Es fácil entender que un padre sea respetuoso con sus hijos y amable con sus vecinos, sirva a su esposa, y claro, esté dispuesto a dar la vida por su familia y amigos. En eso se centra el famoso patriarcado, tan irrespetado últimamente, tan vilipendiado, y tan desmerecido en su utilidad; el rol del patriarcado no se recuperará solo con respeto, amabilidad y servicio. No basta. Enfatizar en el rol del padre defensor, que da la vida por los demás, será una buena forma de recuperar el rol del hombre protector, soldado, guardián, luchador social, cura o laico, casado o soltero, enamorado o decepcionado, traicionado o emocionado, soñador o realista, ingeniero o arquitecto, iletrado o sabio, escritor o analfabeto, con o ó sin o, con e ó con a, gay minoritario ó varón mayoritario, rico o pobre, creyente o ateo.
Si cualquiera de los anteriores y los muchos más que podamos pensar hace de su vida una ofrenda, de seguro no nos importará nada, pues su martirio, al igual que el de las mujeres y de todos, servirá para dar testimonio de vida, y de servicio con entrega total: allí radica el valor del cristo, de la cruz, y allí radica la fe en la resurrección nuestra, de un buen hombre de hace dos mil años, y la fe en un Dios o un bien supremo que nos inspira a dar la vida desde cualquier posición de fe o de no fe: en cualquier profesión religiosa o no, seamos curas o no, católicos o no, cristianos o no, creyentes o no.
Hay que hacerse, para todo esto, el PCR, y obtenerlo: Permiso Comunitario Real.
Sin respeto no habrá permiso.
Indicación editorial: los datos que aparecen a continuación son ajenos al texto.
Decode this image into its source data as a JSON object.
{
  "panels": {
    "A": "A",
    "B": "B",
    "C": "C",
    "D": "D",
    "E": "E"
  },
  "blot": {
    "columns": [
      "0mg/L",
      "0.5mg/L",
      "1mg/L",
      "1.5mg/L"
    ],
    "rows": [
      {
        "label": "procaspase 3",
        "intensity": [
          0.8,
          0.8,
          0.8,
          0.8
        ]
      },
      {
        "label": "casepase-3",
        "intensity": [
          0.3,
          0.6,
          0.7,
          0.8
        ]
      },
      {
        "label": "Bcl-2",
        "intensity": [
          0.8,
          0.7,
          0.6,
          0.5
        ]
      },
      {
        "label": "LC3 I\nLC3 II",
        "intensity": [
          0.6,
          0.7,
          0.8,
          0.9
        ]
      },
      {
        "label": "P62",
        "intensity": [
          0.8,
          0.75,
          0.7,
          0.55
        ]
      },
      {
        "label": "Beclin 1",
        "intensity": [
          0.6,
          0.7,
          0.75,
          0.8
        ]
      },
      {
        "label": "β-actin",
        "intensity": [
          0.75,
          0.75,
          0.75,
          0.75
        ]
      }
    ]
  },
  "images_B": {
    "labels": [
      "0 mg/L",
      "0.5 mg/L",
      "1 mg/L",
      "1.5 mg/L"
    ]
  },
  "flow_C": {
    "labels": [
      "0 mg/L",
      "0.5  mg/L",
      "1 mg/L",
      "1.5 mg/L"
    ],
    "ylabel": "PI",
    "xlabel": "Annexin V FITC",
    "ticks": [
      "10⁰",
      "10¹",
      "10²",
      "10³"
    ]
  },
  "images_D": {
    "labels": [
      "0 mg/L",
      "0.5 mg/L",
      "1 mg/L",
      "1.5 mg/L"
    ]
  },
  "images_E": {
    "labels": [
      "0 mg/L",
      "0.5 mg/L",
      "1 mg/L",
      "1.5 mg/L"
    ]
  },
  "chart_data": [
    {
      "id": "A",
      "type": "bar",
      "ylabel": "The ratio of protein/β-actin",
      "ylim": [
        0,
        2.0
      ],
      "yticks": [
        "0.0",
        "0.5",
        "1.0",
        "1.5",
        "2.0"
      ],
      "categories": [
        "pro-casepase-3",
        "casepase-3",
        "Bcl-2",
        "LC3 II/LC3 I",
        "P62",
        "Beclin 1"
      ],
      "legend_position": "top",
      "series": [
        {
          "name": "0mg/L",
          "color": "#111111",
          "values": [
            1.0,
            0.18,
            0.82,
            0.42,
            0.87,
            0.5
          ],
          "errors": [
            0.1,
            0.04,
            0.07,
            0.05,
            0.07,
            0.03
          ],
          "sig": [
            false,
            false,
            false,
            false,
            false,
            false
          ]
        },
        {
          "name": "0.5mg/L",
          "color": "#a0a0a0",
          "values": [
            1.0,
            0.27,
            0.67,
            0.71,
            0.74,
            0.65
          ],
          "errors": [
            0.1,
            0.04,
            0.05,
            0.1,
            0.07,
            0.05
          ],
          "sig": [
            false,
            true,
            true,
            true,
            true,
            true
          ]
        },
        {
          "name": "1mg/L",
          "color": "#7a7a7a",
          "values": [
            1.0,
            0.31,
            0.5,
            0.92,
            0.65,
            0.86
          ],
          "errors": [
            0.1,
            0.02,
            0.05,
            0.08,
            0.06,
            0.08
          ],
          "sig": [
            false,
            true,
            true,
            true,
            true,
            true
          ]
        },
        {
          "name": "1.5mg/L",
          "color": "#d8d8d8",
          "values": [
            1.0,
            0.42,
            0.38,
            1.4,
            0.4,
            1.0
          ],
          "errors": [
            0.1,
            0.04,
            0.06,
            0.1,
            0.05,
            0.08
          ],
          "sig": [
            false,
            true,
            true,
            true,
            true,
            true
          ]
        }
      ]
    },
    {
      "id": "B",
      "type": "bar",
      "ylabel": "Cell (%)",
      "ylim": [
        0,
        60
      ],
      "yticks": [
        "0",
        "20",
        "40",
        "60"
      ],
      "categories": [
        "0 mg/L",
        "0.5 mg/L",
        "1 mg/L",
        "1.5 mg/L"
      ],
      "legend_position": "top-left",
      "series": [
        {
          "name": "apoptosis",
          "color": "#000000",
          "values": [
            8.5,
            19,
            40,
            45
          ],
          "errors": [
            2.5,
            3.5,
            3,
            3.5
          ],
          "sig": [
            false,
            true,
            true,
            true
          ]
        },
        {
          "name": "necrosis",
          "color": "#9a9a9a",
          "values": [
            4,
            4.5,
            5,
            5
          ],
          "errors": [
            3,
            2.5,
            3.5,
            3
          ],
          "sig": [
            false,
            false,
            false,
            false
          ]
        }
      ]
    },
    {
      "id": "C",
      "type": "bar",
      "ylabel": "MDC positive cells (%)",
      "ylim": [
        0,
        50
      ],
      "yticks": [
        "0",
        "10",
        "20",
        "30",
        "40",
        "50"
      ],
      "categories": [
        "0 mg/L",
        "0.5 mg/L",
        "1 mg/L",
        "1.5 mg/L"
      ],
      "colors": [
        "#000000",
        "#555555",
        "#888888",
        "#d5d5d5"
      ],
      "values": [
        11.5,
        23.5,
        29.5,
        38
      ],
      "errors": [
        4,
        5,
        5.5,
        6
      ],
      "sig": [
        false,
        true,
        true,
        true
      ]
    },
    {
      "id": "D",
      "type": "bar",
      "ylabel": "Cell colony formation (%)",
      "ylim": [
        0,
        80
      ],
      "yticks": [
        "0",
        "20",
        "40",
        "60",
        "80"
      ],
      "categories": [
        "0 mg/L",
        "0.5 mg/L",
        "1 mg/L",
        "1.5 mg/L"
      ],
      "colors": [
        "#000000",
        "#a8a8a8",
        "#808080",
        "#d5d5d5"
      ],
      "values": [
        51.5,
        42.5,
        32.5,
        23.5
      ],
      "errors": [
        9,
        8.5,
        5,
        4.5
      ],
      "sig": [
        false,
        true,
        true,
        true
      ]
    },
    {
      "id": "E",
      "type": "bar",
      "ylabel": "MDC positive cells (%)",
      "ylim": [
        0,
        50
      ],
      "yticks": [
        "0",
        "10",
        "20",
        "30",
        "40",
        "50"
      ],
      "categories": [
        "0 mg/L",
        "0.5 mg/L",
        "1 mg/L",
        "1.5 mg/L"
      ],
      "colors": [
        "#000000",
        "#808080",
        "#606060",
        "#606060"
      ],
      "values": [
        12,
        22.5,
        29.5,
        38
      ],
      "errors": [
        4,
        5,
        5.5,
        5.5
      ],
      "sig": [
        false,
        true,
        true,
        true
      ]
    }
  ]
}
Sin amabilidad tampoco. Sin servicio mucho menos. Sin disposición total de entregar hasta la vida por nuestra comunidad (y no solo nuestra familia), no seremos parte de una comunidad, cuya célula mínima es la familia, y cuya principal tarea es cuidar de los niños, que son nuestro futuro, como hormigas en inundación, sacando las crisálidas afuera de las aguas lodosas.
Hagámonos el PCR en esta cuaresma y pensemos que los buenos niños siempre serán más que los malos niños, y sirvamos con la vida al cuidado de ambos: buenos y malos, amigos y enemigos. Si lo hacemos con amor y devoción, seguro seremos como viejos curas, y nuestra sociedad tendrá cura.